Round-the-clock crisis hotline for migrant workers to be set up by SOS, HealthServe

The new hotline aims to provide around-the-clock support for migrant workers suffering from feelings of anxiety, isolation and despair.

  • The helpline, to be launched in July, will be manned by HealthServe staff and volunteers
  • It will be available in English, Tamil, and eventually Bengali
  • SOS will train 20 HealthServe staff in skills such as empathetic learning, managing suicide crises and ensuring safety

 

SINGAPORE — With the Covid-19 pandemic casting a spotlight on the mental wellbeing of migrant workers here, a new crisis hotline will be set up to provide round-the-clock emotional support for them.

Non-governmental organisation HealthServe, which partnered suicide prevention centre Samaritans of Singapore (SOS), said on Friday (March 19) that the first-of-its-type helpline, which will be launched in July, will be manned by its staff and volunteers.

It will be available in English, Tamil, and eventually Bengali.

SOS and HealthServe said the pandemic had "exacerbated feelings of isolation, anxiety and despair within the migrant worker community".

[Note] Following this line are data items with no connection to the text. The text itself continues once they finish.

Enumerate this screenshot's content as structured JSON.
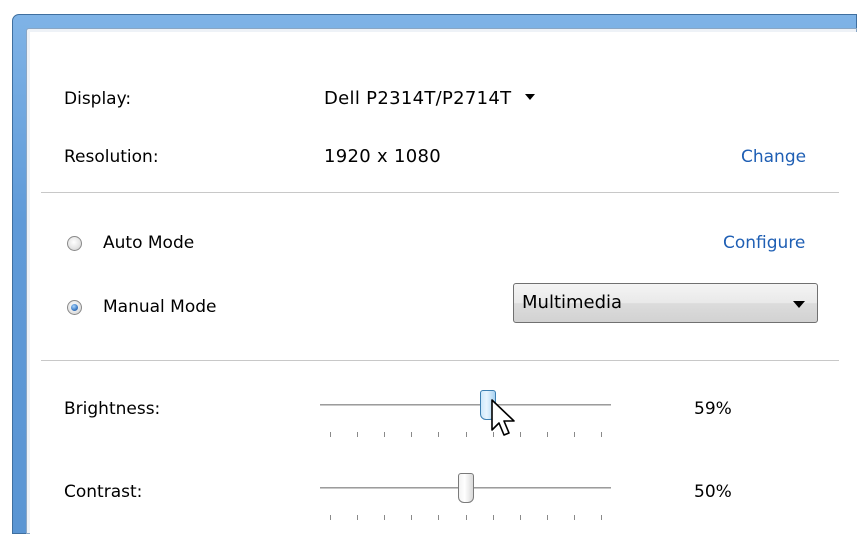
{
  "display": {
    "label": "Display:",
    "value": "Dell P2314T/P2714T"
  },
  "resolution": {
    "label": "Resolution:",
    "value": "1920 x 1080",
    "link": "Change"
  },
  "modes": {
    "auto_label": "Auto Mode",
    "configure_link": "Configure",
    "manual_label": "Manual Mode",
    "selected": "Manual Mode",
    "preset_value": "Multimedia"
  },
  "brightness": {
    "label": "Brightness:",
    "value_text": "59%",
    "value": 59
  },
  "contrast": {
    "label": "Contrast:",
    "value_text": "50%",
    "value": 50
  },
  "colors": {
    "link": "#1f5fb4",
    "frame": "#5f9ad8"
  },
  "icons": {
    "dropdown": "chevron-down-icon",
    "cursor": "mouse-pointer-icon"
  }
}
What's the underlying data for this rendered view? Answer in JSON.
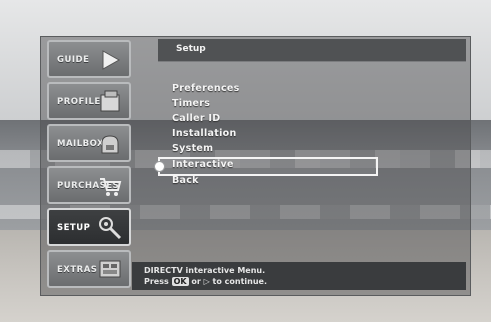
{
  "sidebar": {
    "tabs": [
      {
        "label": "GUIDE",
        "icon": "arrow-right-icon",
        "active": false
      },
      {
        "label": "PROFILES",
        "icon": "profile-card-icon",
        "active": false
      },
      {
        "label": "MAILBOX",
        "icon": "mailbox-icon",
        "active": false
      },
      {
        "label": "PURCHASES",
        "icon": "shopping-cart-icon",
        "active": false
      },
      {
        "label": "SETUP",
        "icon": "tools-icon",
        "active": true
      },
      {
        "label": "EXTRAS",
        "icon": "extras-icon",
        "active": false
      }
    ]
  },
  "header": {
    "title": "Setup"
  },
  "menu": {
    "items": [
      {
        "label": "Preferences",
        "selected": false
      },
      {
        "label": "Timers",
        "selected": false
      },
      {
        "label": "Caller ID",
        "selected": false
      },
      {
        "label": "Installation",
        "selected": false
      },
      {
        "label": "System",
        "selected": false
      },
      {
        "label": "Interactive",
        "selected": true
      },
      {
        "label": "Back",
        "selected": false
      }
    ]
  },
  "help": {
    "line1": "DIRECTV interactive Menu.",
    "line2_prefix": "Press",
    "ok_key": "OK",
    "line2_suffix": "or ▷ to continue."
  },
  "colors": {
    "selection_border": "#f4f4f4",
    "active_tab": "#2c2e30"
  }
}
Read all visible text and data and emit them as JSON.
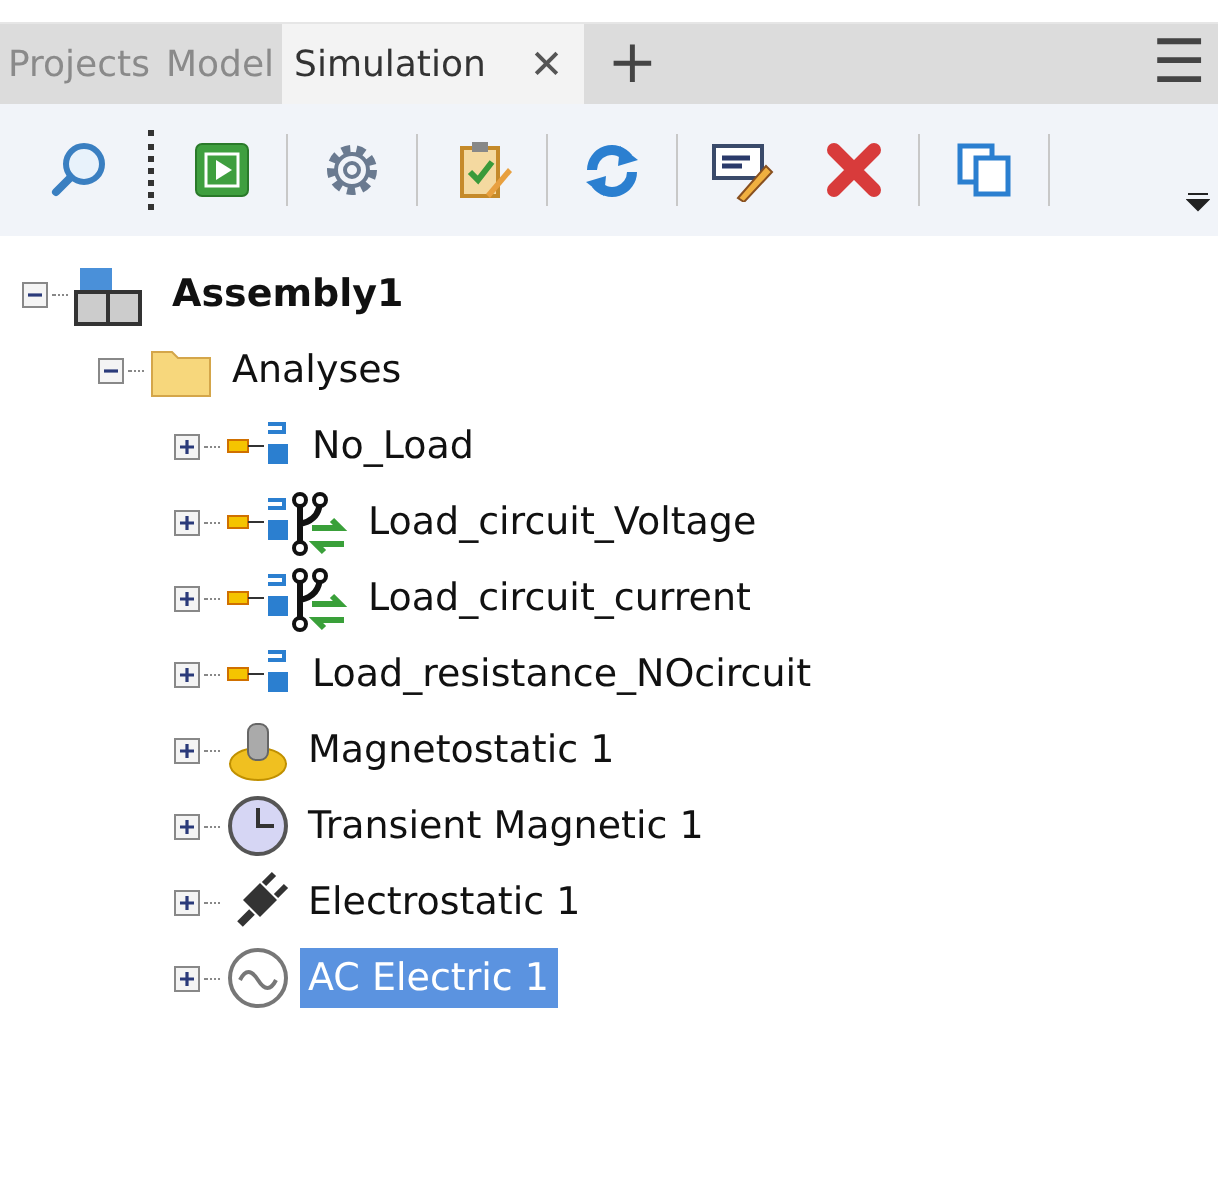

SOS will train 20 HealthServe staff from April onwards in skills such as empathetic learning, managing suicide crises and ensuring safety on the hotline.

At the height of the pandemic, migrant workers were confined to their living spaces when the coronavirus infections spread widely in the migrant worker community living in dormitories.

Restrictions were eased in November, when the number of cases dipped.

Workers who test negative for Covid-19 or have demonstrated immunity after recovering from the disease were allowed to visit designated recreation centres and to go out for daily needs such as going to the barber or making remittances, subjected to getting an exit pass online.

Speaking to reporters on Friday, Mr Michael Cheah, the executive director of HealthServe, said: “I know that a lot of workers are returning to work and that's a wonderful thing. However, the stress of life being a migrant worker remains the same.

“They have a fear of losing their jobs, of being repatriated, of not being able to support their families, or just not being able to say goodbye to their loved ones when the time comes.”

These are some of the stressors raised by nearly 2,000 callers each month who sought help on HealthServe’s telecounselling hotline, which is available in Tamil, Bengali, Chinese and English, he said. This service operates during working hours only.

Callers range from members of the public to employers and the migrant workers themselves.

In contrast, the SOS 24-hour helpline, which provides emotional support to individuals mainly in English, saw only two calls per month.

Mr Gasper Tan, the chief executive of SOS, said the language barrier was a challenge to support the greater migrant worker population. In fact, most of the calls it received were directed to HealthServe for further assessment.

Mr Cheah said this crisis hotline will allow immediate support to be given to migrant workers in need at any time of the day, unlike its telecounselling hotline.

As it ramps up recruitment of staff and volunteers who have the language ability and empathy skills, Mr Cheah said he is looking to tap HealthServe’s 600-strong volunteer pool and gather 120 of them to help kick off operations.

This crisis hotline will join existing 24-hour hotlines provided to migrant workers by various agencies, one of them being the Migrant Workers’ Centre’s helpline at 6536 2692.

Mr Tan said the pandemic has brought to the fore the need to improve the support system provided to this community that has often been neglected.

“We are concerned about the mental wellbeing of the migrant worker population who are at risk of having suicidal ideation and behaviours as there are less support networks available to them.

“We believe that collaborations are crucial to be able to collectively support those in our community who are facing crisis, especially those who fall through the cracks and are not able to receive timely and adequate support,” he added.